"Studio 60": A Work in Progress
When I opened my mailbox Monday, I could barely contain my enthusiasm as my year and a half as a Netflix customer finally paid off. In my hands was the premiere of “Studio 60 on the Sunset Strip.”
First of all, let me applaud NBC for using Netflix as a way to gain interest in their programming. It’s obvious that NBC is thinking a little more outside the box this year and I appreciate that—not to mention that I appreciate being able to see the show more than a month before it will actually air.
It’s not an over-exaggeration to say that much of NBC’s future rests with “Studio 60.” In fact, when ABC announced it was moving “Grey’s Anatomy” to Thursdays at 9 (NBC’s already announced slot for the show), NBC moved “Studio 60” to Mondays at 10. NBC needs a big hit and they believe this is it.

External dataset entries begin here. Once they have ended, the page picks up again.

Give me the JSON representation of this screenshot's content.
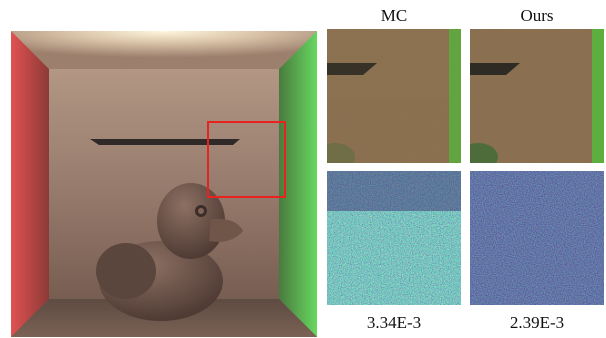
{
  "columns": [
    {
      "header": "MC",
      "metric": "3.34E-3"
    },
    {
      "header": "Ours",
      "metric": "2.39E-3"
    }
  ],
  "colors": {
    "highlight_box": "#e8231f",
    "left_wall": "#c83b3b",
    "right_wall": "#5fd05a",
    "ceiling_light": "#fff6dc",
    "error_low": "#3b1f6e",
    "error_high": "#fde725"
  }
}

I believe it as well, but there’s still some work to do.
“Studio 60 on the Sunset Strip,” created by Aaron Sorkin, is about a “Saturday Night Live”-type comedy sketch show on the National Broadcasting Service. In the opening scene, Wes, the show’s executive producer (a memorable Judd Hirsch), is ordered to cut a controversial sketch by the network censors. However, he doesn’t take the decision lying down and actually cuts into the show’s opening sketch to give a scathing speech about the state of television and the show in particular, enraging network chairman Jack Rudolph (Steven Webber), who immediately fires him. Newly hired Network President Jordan McDeere (Amanda Peet) decides to bring in Matt Albie (Matthew Perry) and Danny Tripp (Bradley Whitford) to save the show. Matt and Danny were the number two guys at the show four years ago, before they were fired (though Jack says they quit). Now the duo has become successful, with Matt receiving a Writers Guild Award for his screenplay that Danny directed, and they are preparing to shoot another movie together. However, circumstances make the duo available and they, of course, take the job—much to the chagrin of Jack and Harriet (the charming Sarah Paulson), the cast member who recently broke up with Matt.

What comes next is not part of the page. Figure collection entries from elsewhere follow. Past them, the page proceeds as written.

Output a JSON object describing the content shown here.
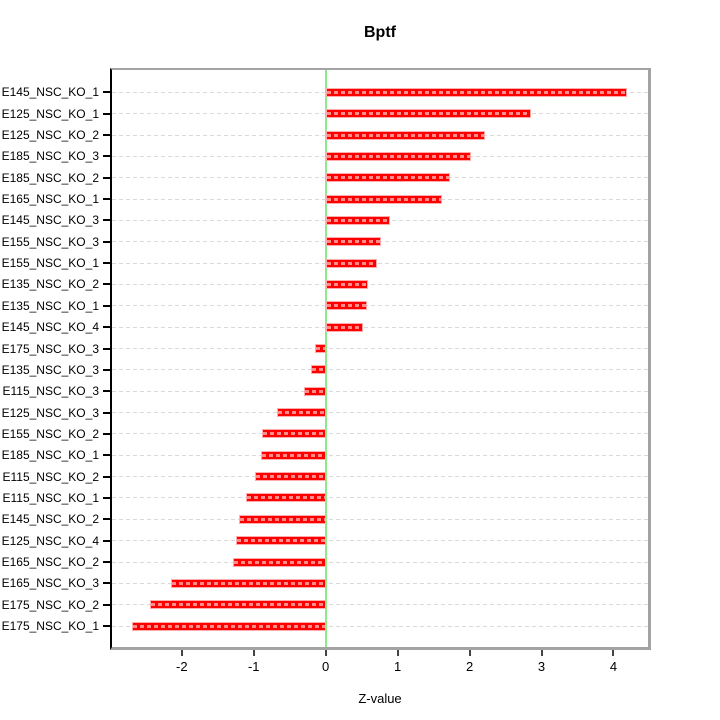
{
  "chart_data": {
    "type": "bar",
    "orientation": "horizontal",
    "title": "Bptf",
    "xlabel": "Z-value",
    "categories": [
      "E145_NSC_KO_1",
      "E125_NSC_KO_1",
      "E125_NSC_KO_2",
      "E185_NSC_KO_3",
      "E185_NSC_KO_2",
      "E165_NSC_KO_1",
      "E145_NSC_KO_3",
      "E155_NSC_KO_3",
      "E155_NSC_KO_1",
      "E135_NSC_KO_2",
      "E135_NSC_KO_1",
      "E145_NSC_KO_4",
      "E175_NSC_KO_3",
      "E135_NSC_KO_3",
      "E115_NSC_KO_3",
      "E125_NSC_KO_3",
      "E155_NSC_KO_2",
      "E185_NSC_KO_1",
      "E115_NSC_KO_2",
      "E115_NSC_KO_1",
      "E145_NSC_KO_2",
      "E125_NSC_KO_4",
      "E165_NSC_KO_2",
      "E165_NSC_KO_3",
      "E175_NSC_KO_2",
      "E175_NSC_KO_1"
    ],
    "values": [
      4.19,
      2.86,
      2.21,
      2.02,
      1.73,
      1.62,
      0.9,
      0.77,
      0.72,
      0.59,
      0.57,
      0.52,
      -0.15,
      -0.2,
      -0.3,
      -0.68,
      -0.88,
      -0.9,
      -0.98,
      -1.11,
      -1.21,
      -1.25,
      -1.29,
      -2.15,
      -2.44,
      -2.69
    ],
    "x_ticks": [
      -2,
      -1,
      0,
      1,
      2,
      3,
      4
    ],
    "xlim": [
      -2.97,
      4.48
    ],
    "grid": true,
    "legend": "none",
    "zero_line_value": 0,
    "colors": {
      "bar": "#FF0000",
      "bar_edge": "#FFABAB",
      "bar_stripe": "#FF8A8A",
      "grid": "#D9D9D9",
      "zero_line": "#8BEB8B",
      "axis_gray": "#A3A3A3",
      "axis_left": "#000000",
      "text": "#000000"
    }
  }
}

Matthew Perry and Bradley Whitford are so good together, you’d swear they were brothers. Perry is as endearing as ever, switching effortlessly between comedy and drama. And Whitford is the perfect straight man (I still believe that it was Whitford and not Martin Sheen who deserved to be nominated for an Emmy for “The West Wing.”). Steven Webber is much better as a network sleaze than I would’ve expected and it’s great to see Timothy Busfield in front of the camera again as Cal, the show’s director. And Felicity Huffman pays back Aaron Sorkin for giving her her big break (“Sports Night”) by doing a funny cameo as the unfortunate guest host of the show. Plus, Sorkin’s trademark biting wit is in full effect as he takes on both TV and the religious right in the same hour.
However, the show does have its problems. Amanda Peet is seriously miscast as Jordan which makes it hard to decide what kind of character she is. And unfortunately, Aaron Sorkin has not dropped his tendency to insert his own political views in totally meaningless scenes. Matthew Perry (the victim in this episode) handles it well, but it just doesn’t work, especially in the context of the scene (I won’t give it away because it’s an important plot point that Sorkin is sure to bang over our heads later.).
But probably what disappointed me the most was the lack of Sorkin-Schlamme zip. Tommy Schlamme created the famous “West Wing” walk-and-talk and I expected more of that frenetic pace here.
Don’t get me wrong. “Studio 60” is a good show. I guess I was just expecting knock-you-over-the-head great and I didn’t get it. That’s not to say it won’t come later--because I believe it will--it’s just not in the pilot.
“Studio 60 on the Sunset Strip” will air Mondays at 10 p.m. beginning in September on NBC. You can catch a preview at www.nbc.com, but since it gives away most of the episode’s best stuff, I’d stay away.